Long before the current trend for a learner-centric focus became fashionable, Fosway advocated for this approach in an article that could have been written yesterday. It presents an argument that content is not king, in fact the learner should be at the heart of everything L&D does. But this was actually first published in 2002. It includes valuable and prescient insights for learning professionals in 2016 and beyond.
There is a myth that has pervaded much of the training industry for many years – content is king! In fact, I even remember an in-depth discussion on the matter when I joined a large training company in the early-1990s. They believed content was their key asset and their key differentiator. Maintenance of this precious asset and its uniqueness was their core focus, and big projects were won or lost on the basis of what content they could bring to the table.
The rationale behind this is of course simple. Content costs money to produce and good content costs a lot of money to produce (and maintain). Having a large and high quality content base was a barrier to entry for many of our prime competition. It wasn’t just a question of track record and credibility, it was also the available of hard content that could be quickly and cheaply adaptable for a particular customer’s needs.
And then along came certification training with the source companies producing their own courseware and accrediting a delivery channel. We fought it all the way, but ultimately it didn’t really matter. Whether certification was useful or not, the market shifted, the differentiator was consciously eroded and then we found out what really mattered (but not quite yet).
Is content really king?
As we moved towards the millennium, the ‘content is king’ battle cry was picked up and expounded by the fledgling e-learning industry, and you will still hear it shouted loudly from the battlements at many e-learning conferences. The origin of this viewpoint is obvious – many of the early e-learning flag-carriers were computer-based training companies, evolving from CD-ROMs to the world of the Internet. For them, e-learning offered the ability to sell their product without the hassle of a CD distribution business. For them, content was everything, it was their vested interest. They had invested a lot of money in their content asset that was transitioned from CDs to the web and then made available through a learning portal on the Internet or corporate intranets.
In some ways, and for many of the e-learning vendors, life hasn’t really changed that much. The content has become more tuned for Internet delivery. It is also now available in smaller units called learning objects rather than monolithic courses. An online tutor may now provide some form of online support via mail or chat, and test results can now be pulled back into the organisation to show progress or compliance.

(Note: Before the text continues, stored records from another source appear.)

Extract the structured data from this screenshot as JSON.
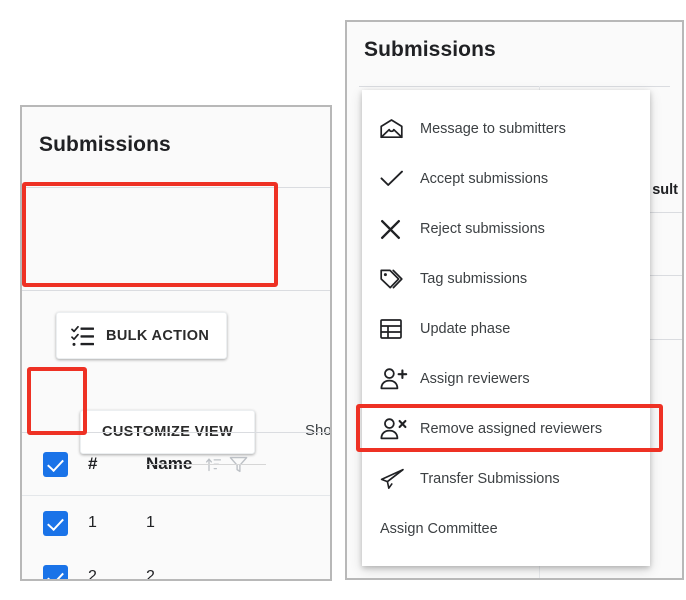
{
  "left_panel": {
    "title": "Submissions",
    "bulk_action_button": {
      "label": "BULK ACTION",
      "icon": "playlist-add-check-icon"
    },
    "customize_view_button": {
      "label": "CUSTOMIZE VIEW"
    },
    "show_partial_text": "Sho",
    "table": {
      "headers": {
        "number": "#",
        "name": "Name"
      },
      "header_icons": [
        "sort-icon",
        "filter-funnel-icon"
      ],
      "header_checkbox_checked": true,
      "rows": [
        {
          "checked": true,
          "number": "1",
          "name": "1"
        },
        {
          "checked": true,
          "number": "2",
          "name": "2"
        }
      ]
    }
  },
  "right_panel": {
    "title": "Submissions",
    "result_partial_text": "sult",
    "menu": {
      "items": [
        {
          "label": "Message to submitters",
          "icon": "envelope-icon"
        },
        {
          "label": "Accept submissions",
          "icon": "check-icon"
        },
        {
          "label": "Reject submissions",
          "icon": "close-x-icon"
        },
        {
          "label": "Tag submissions",
          "icon": "tag-icon"
        },
        {
          "label": "Update phase",
          "icon": "table-grid-icon"
        },
        {
          "label": "Assign reviewers",
          "icon": "person-add-icon"
        },
        {
          "label": "Remove assigned reviewers",
          "icon": "person-remove-icon"
        },
        {
          "label": "Transfer Submissions",
          "icon": "paper-plane-icon"
        },
        {
          "label": "Assign Committee",
          "icon": "none"
        }
      ]
    }
  },
  "annotations": {
    "color": "#ee3124",
    "boxes": [
      {
        "target": "bulk-action-button"
      },
      {
        "target": "header-checkbox"
      },
      {
        "target": "remove-assigned-reviewers-menu-item"
      }
    ]
  }
}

No, content isn’t king. And here’s why
Well it’s simple really. The original premise is wrong, content isn’t king, the learner is! This may sound stupid or obvious depending on your starting viewpoint, but I really don’t understand how we can continue to perpetuate the myth of content, seemingly unquestioned. To my mind, it wasn’t really valid in classroom training, it certainly isn’t true for e-learning. Developing good content is expensive, and learners do learn better from good content. But they never chose to come to our courses because we had great content They came because they thought we had good content, great instructors, a good learning environment, and probably just as importantly, better and more motivated delegates on our courses.
Now if all this was true when we had the learners captive, just think how important this becomes when you don’t. That’s the reality of e-learning. The learner is somewhere else, engaging in the learning process from their environment and not yours. And it is probably not exactly an ideal environment for learning. Accessing learning through a web browser, across a poor bandwidth connection using content that was reengineered for web delivery to a PC with no soundcard or terrible speakers in an open plan office or with the kids screaming in the background, doesn’t exactly sound a great recipe for success, does it? And maybe all they wanted to do to was ask someone who knew what they talking about a question and get an intelligent answer?
If we want to motivate and engage learners we need to focus more on them and less purely on content. We need the learner to be the core of the design. Content is an important means of delivery, but it only one part. Exercises, instruction, discussion, question and answer, simulation, collaboration are just as valid and just as relevant if not more relevant in many circumstances. It may be that all the learner wants is a quick discussion with someone knowledgeable. Or they may want an answer to a specific question, together with some working examples. For more developmental needs, they probably need a mix of some passive and active learning. Time to read and comprehend, time to try, and time to get some feedback on how well they are doing. All of the above can be facilitated or supported using technology and our learning design approaches need to utilise all of these approaches where appropriate – not just focusing on increasing the interactivity or sexiness of the content.
The learner is king, all hail the learner!